Fox News anchor and Kelly File host Megyn Kelly is featured on the cover of Vanity Fair’s February issue, revealing an array of interesting tidbits—she was violently ill during the August GOP debate, Donald Trump used to send her fan mail, her personal stance on abortion is still unknown—and a somewhat worshipful perspective.
Towards the beginning of the profile, writer Evgenia Peretz quotes Bill Maher’s skeptical take on Megyn Kelly’s popularity: “It’s just because she’s surrounded by Hannity and Bill O’Reilly. She’s like the blonde dragon girl on Game of Thrones. Everyone else is a zombie or a dwarf or fucking their sister, so she looks normal.”

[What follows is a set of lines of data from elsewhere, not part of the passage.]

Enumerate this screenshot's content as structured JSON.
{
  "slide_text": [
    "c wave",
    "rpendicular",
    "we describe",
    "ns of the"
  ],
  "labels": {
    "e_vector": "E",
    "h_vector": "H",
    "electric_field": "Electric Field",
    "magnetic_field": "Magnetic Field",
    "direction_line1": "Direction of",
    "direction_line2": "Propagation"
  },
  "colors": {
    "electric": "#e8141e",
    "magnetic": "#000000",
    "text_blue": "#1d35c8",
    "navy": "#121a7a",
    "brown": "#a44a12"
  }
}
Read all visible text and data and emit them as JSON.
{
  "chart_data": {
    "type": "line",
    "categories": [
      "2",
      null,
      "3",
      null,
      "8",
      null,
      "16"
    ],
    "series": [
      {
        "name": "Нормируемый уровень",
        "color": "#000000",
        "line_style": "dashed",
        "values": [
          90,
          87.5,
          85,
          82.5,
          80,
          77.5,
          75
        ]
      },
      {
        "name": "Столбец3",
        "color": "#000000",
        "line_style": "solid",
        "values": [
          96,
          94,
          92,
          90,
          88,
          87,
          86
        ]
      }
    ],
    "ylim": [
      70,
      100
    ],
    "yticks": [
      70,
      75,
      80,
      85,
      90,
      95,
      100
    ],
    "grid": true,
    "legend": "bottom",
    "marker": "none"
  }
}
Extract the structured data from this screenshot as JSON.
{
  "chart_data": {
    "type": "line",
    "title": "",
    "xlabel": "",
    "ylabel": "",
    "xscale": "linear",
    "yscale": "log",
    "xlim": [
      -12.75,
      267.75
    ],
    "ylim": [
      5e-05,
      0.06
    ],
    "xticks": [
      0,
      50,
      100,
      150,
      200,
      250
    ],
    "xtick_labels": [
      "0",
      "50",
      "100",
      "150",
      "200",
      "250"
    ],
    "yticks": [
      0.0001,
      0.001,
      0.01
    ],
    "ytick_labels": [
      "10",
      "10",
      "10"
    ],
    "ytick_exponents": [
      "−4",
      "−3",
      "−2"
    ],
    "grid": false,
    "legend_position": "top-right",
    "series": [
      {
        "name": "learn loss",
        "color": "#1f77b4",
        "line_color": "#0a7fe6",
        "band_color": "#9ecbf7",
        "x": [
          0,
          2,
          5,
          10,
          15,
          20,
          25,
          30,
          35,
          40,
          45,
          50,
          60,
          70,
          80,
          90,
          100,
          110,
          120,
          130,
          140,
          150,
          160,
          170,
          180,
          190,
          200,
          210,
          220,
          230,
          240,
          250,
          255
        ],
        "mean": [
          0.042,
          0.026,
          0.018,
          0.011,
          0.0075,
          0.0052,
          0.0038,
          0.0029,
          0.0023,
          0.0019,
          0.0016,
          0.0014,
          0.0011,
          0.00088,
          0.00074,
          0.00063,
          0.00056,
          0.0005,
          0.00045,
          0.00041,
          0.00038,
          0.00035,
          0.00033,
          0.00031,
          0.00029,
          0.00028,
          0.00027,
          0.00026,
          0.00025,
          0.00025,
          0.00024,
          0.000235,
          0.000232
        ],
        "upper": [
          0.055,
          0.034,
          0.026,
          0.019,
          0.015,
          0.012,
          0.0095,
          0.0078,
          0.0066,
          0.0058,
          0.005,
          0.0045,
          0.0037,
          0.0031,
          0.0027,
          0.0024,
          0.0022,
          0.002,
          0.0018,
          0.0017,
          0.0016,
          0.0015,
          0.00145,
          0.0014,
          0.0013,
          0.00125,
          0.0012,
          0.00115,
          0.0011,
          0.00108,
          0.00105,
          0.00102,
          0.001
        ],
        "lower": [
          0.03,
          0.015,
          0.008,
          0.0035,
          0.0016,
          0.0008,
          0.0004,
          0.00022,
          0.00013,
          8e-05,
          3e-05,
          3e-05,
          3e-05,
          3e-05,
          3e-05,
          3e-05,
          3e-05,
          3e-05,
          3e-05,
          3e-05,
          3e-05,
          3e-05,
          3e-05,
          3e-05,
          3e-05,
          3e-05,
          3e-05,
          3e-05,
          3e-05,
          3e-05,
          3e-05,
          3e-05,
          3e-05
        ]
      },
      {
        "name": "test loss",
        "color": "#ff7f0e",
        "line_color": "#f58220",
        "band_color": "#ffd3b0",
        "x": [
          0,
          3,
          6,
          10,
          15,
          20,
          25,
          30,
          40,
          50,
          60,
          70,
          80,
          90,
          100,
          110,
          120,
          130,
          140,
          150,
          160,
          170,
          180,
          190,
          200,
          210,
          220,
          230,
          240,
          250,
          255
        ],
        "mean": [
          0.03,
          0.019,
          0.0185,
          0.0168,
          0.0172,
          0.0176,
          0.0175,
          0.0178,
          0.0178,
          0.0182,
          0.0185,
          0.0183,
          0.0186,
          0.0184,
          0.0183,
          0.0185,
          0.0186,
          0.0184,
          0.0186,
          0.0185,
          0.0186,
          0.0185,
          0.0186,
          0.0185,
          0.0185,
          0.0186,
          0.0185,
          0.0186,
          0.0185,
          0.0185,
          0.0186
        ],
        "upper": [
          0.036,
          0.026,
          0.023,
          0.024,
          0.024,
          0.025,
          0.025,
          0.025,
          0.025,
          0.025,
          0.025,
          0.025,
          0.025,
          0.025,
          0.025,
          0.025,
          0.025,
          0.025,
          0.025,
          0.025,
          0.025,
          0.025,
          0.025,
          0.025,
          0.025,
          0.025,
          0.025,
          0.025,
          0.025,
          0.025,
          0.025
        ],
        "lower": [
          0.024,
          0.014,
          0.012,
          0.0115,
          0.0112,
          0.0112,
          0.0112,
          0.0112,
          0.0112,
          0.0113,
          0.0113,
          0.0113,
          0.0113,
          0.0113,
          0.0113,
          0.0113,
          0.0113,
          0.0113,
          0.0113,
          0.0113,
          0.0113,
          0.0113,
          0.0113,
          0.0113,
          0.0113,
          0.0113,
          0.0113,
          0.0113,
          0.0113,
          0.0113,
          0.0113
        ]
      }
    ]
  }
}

Throughout the article, however, Peretz touches on Kelly’s eye-popping inconsistencies without really bearing into them, weaving the less impressive day-to-day aspects of The Kelly File (“Some recurring themes are political correctness run amok, the left-wing slant of the mainstream media, and the question of Hillary Clinton’s trustworthiness”; “A go-to guest on the subject of race and law enforcement is Mark Fuhrman, the disgraced race-baiting policeman from the O. J. Simpson trial”) within a larger, more attention-grabbing narrative of her reputation as a “blowhard”-skewering “feminist icon of sorts.”
This is not unusual in coverage of Megyn Kelly (I myself once referred to her as a “hero”), because she is indeed a fascinating and exciting enigma, the lone member of Fox’s flock of beautiful blonde anchors who wrestled her way up to out-perform and outwit her male colleagues and subjects; according to the profile, she makes $6-$9 million per year. My colleague Kara Brown has referred to her appreciation of Kelly as “one of the most confusing relationships of my adult life”—because although Kelly is terrifyingly poised and often fearlessly critical of her own in a way that is deeply satisfying to the media, she is also someone who once did 45 separate segments on the New Black Panthers and lamented the concept of a black Santa.